Jim Stewart runs the First Church shelter in Harvard Square, and says those changes came because the community stood up for itself.

“It’s not very compelling just to have some loud-mouthed activist provider like myself saying you gotta do this, you gotta do that,” Stewart said. “First and foremost, it’s a recognition of needs that these poor and homeless people identified for themselves.”

The COVID-19 crisis has, in some cases, opened doors to state services for people who were qualified but not enrolled, says Keith Wales, homeless outreach director for Elliot Community Human Services, which contracts with the state to enroll people.

Before the coronavirus, Wales says, he spent much of his time simply trying to find the people his organization serves.

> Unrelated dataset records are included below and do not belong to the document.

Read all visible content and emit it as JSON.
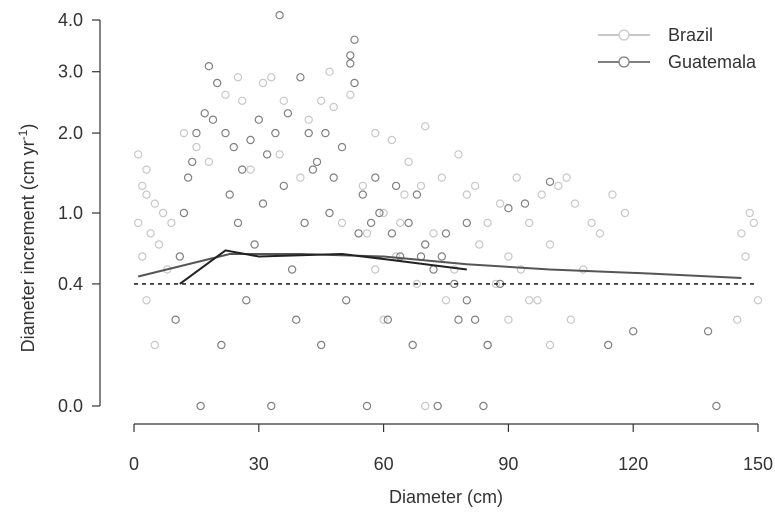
{
  "chart_data": {
    "type": "scatter",
    "xlabel": "Diameter (cm)",
    "ylabel": {
      "text": "Diameter increment (cm yr",
      "sup": "-1",
      "close": ")"
    },
    "xlim": [
      0,
      150
    ],
    "x_ticks": [
      0,
      30,
      60,
      90,
      120,
      150
    ],
    "x_tick_labels": [
      "0",
      "30",
      "60",
      "90",
      "120",
      "150"
    ],
    "y_ticks": [
      0.0,
      0.4,
      1.0,
      2.0,
      3.0,
      4.0
    ],
    "y_tick_labels": [
      "0.0",
      "0.4",
      "1.0",
      "2.0",
      "3.0",
      "4.0"
    ],
    "y_scale": "sqrt",
    "ylim": [
      0,
      4.0
    ],
    "reference_line": {
      "y": 0.4,
      "style": "dashed"
    },
    "legend_position": "top-right",
    "series": [
      {
        "name": "Brazil",
        "color": "#c8c8c8",
        "trend": {
          "x": [
            1,
            23,
            40,
            60,
            80,
            100,
            125,
            146
          ],
          "y": [
            0.45,
            0.62,
            0.62,
            0.6,
            0.54,
            0.5,
            0.47,
            0.44
          ]
        },
        "points": [
          [
            1,
            0.9
          ],
          [
            2,
            1.3
          ],
          [
            3,
            1.5
          ],
          [
            1,
            1.7
          ],
          [
            3,
            1.2
          ],
          [
            2,
            0.6
          ],
          [
            4,
            0.8
          ],
          [
            5,
            1.1
          ],
          [
            6,
            0.7
          ],
          [
            7,
            1.0
          ],
          [
            3,
            0.3
          ],
          [
            5,
            0.1
          ],
          [
            8,
            0.5
          ],
          [
            9,
            0.9
          ],
          [
            12,
            2.0
          ],
          [
            15,
            1.8
          ],
          [
            22,
            2.6
          ],
          [
            26,
            2.5
          ],
          [
            31,
            2.8
          ],
          [
            36,
            2.5
          ],
          [
            42,
            2.2
          ],
          [
            45,
            2.5
          ],
          [
            48,
            2.4
          ],
          [
            52,
            2.6
          ],
          [
            58,
            2.0
          ],
          [
            62,
            1.9
          ],
          [
            66,
            1.6
          ],
          [
            70,
            2.1
          ],
          [
            74,
            1.4
          ],
          [
            78,
            1.7
          ],
          [
            80,
            1.2
          ],
          [
            82,
            1.3
          ],
          [
            85,
            0.9
          ],
          [
            88,
            1.1
          ],
          [
            90,
            0.6
          ],
          [
            92,
            1.4
          ],
          [
            95,
            0.9
          ],
          [
            98,
            1.2
          ],
          [
            100,
            0.7
          ],
          [
            102,
            1.3
          ],
          [
            104,
            1.4
          ],
          [
            106,
            1.1
          ],
          [
            110,
            0.9
          ],
          [
            95,
            0.3
          ],
          [
            100,
            0.1
          ],
          [
            105,
            0.2
          ],
          [
            85,
            0.1
          ],
          [
            90,
            0.2
          ],
          [
            75,
            0.3
          ],
          [
            70,
            0.0
          ],
          [
            146,
            0.8
          ],
          [
            148,
            1.0
          ],
          [
            149,
            0.9
          ],
          [
            147,
            0.6
          ],
          [
            150,
            0.3
          ],
          [
            145,
            0.2
          ],
          [
            55,
            1.3
          ],
          [
            65,
            1.2
          ],
          [
            72,
            0.8
          ],
          [
            68,
            0.4
          ],
          [
            60,
            0.2
          ],
          [
            50,
            0.9
          ],
          [
            40,
            1.4
          ],
          [
            35,
            1.7
          ],
          [
            28,
            1.5
          ],
          [
            18,
            1.6
          ],
          [
            25,
            2.9
          ],
          [
            33,
            2.9
          ],
          [
            47,
            3.0
          ],
          [
            63,
            0.6
          ],
          [
            77,
            0.5
          ],
          [
            83,
            0.7
          ],
          [
            87,
            0.4
          ],
          [
            93,
            0.5
          ],
          [
            97,
            0.3
          ],
          [
            108,
            0.5
          ],
          [
            112,
            0.8
          ],
          [
            115,
            1.2
          ],
          [
            118,
            1.0
          ],
          [
            60,
            1.0
          ],
          [
            58,
            0.5
          ],
          [
            56,
            0.8
          ],
          [
            64,
            0.9
          ],
          [
            69,
            1.3
          ]
        ]
      },
      {
        "name": "Guatemala",
        "color": "#808080",
        "trend": {
          "x": [
            11,
            22,
            30,
            50,
            60,
            80
          ],
          "y": [
            0.4,
            0.65,
            0.6,
            0.62,
            0.58,
            0.5
          ]
        },
        "points": [
          [
            10,
            0.2
          ],
          [
            11,
            0.6
          ],
          [
            12,
            1.0
          ],
          [
            13,
            1.4
          ],
          [
            14,
            1.6
          ],
          [
            15,
            2.0
          ],
          [
            17,
            2.3
          ],
          [
            19,
            2.2
          ],
          [
            18,
            3.1
          ],
          [
            20,
            2.8
          ],
          [
            22,
            2.0
          ],
          [
            24,
            1.8
          ],
          [
            26,
            1.5
          ],
          [
            28,
            1.9
          ],
          [
            30,
            2.2
          ],
          [
            32,
            1.7
          ],
          [
            34,
            2.0
          ],
          [
            35,
            4.1
          ],
          [
            37,
            2.3
          ],
          [
            40,
            2.9
          ],
          [
            42,
            2.0
          ],
          [
            44,
            1.6
          ],
          [
            46,
            2.0
          ],
          [
            48,
            1.4
          ],
          [
            50,
            1.8
          ],
          [
            52,
            3.3
          ],
          [
            53,
            3.6
          ],
          [
            52,
            3.15
          ],
          [
            53,
            2.8
          ],
          [
            55,
            1.2
          ],
          [
            57,
            0.9
          ],
          [
            59,
            1.0
          ],
          [
            62,
            0.8
          ],
          [
            64,
            0.6
          ],
          [
            66,
            0.9
          ],
          [
            68,
            1.2
          ],
          [
            70,
            0.7
          ],
          [
            72,
            0.5
          ],
          [
            74,
            0.6
          ],
          [
            77,
            0.4
          ],
          [
            80,
            0.3
          ],
          [
            82,
            0.2
          ],
          [
            85,
            0.1
          ],
          [
            88,
            0.4
          ],
          [
            90,
            1.05
          ],
          [
            94,
            1.1
          ],
          [
            100,
            1.35
          ],
          [
            114,
            0.1
          ],
          [
            120,
            0.15
          ],
          [
            138,
            0.15
          ],
          [
            140,
            0.0
          ],
          [
            16,
            0.0
          ],
          [
            21,
            0.1
          ],
          [
            27,
            0.3
          ],
          [
            33,
            0.0
          ],
          [
            39,
            0.2
          ],
          [
            45,
            0.1
          ],
          [
            51,
            0.3
          ],
          [
            56,
            0.0
          ],
          [
            61,
            0.2
          ],
          [
            67,
            0.1
          ],
          [
            73,
            0.0
          ],
          [
            78,
            0.2
          ],
          [
            84,
            0.0
          ],
          [
            25,
            0.9
          ],
          [
            31,
            1.1
          ],
          [
            36,
            1.3
          ],
          [
            41,
            0.9
          ],
          [
            47,
            1.0
          ],
          [
            54,
            0.8
          ],
          [
            58,
            1.4
          ],
          [
            63,
            1.3
          ],
          [
            69,
            0.6
          ],
          [
            75,
            0.8
          ],
          [
            80,
            0.9
          ],
          [
            23,
            1.2
          ],
          [
            29,
            0.7
          ],
          [
            38,
            0.5
          ],
          [
            43,
            1.5
          ]
        ]
      }
    ]
  }
}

But state quarantine sites, especially for people who would otherwise be homeless, have created gathering spots where Wales and his team have been able to locate and enroll hundreds more clients in state mental health, counseling and housing programs.

“We have an opportunity to engage these folks that wind up at these sites secondary to their COVID diagnosis,” Wales said.

Justi Godoy (l) and Becky Sheble-Hall (r) stand inside the First Parish Church in Waltham, Mass. on January 27, 2021. Godoy and Sheble-Hall are Chaplains who started The Coalition for Unhoused Waltham.
Meredith Nierman GBH News

Patrick McCarthy and the others at the leadership meeting in Waltham are moving on to their next challenge: securing MBTA passes that could be shared among anyone homeless in Waltham.

All share the goal, but an awkward tension arises as they discuss who, exactly, would be responsible for making sure a limited number of MBTA passes were being returned and shared equitably.

To McCarthy, the answer seems clear: The chaplains should hold the cards, he says, because it will be harder for the homeless participants to keep track of them.

But the chaplains push back. They take very seriously the idea that it should be those experiencing homelessness leading the group, and they don’t want to be seen as being “in charge” of anything, including the T passes.

Eventually, the group decides to table the issue, especially since they haven’t actually secured any passes yet, or figured out how they’d pay for them.

It’s difficult work, fighting for services from the ground up, but the group is proud of what they’ve achieved so far. It’s slow progress — but it’s theirs.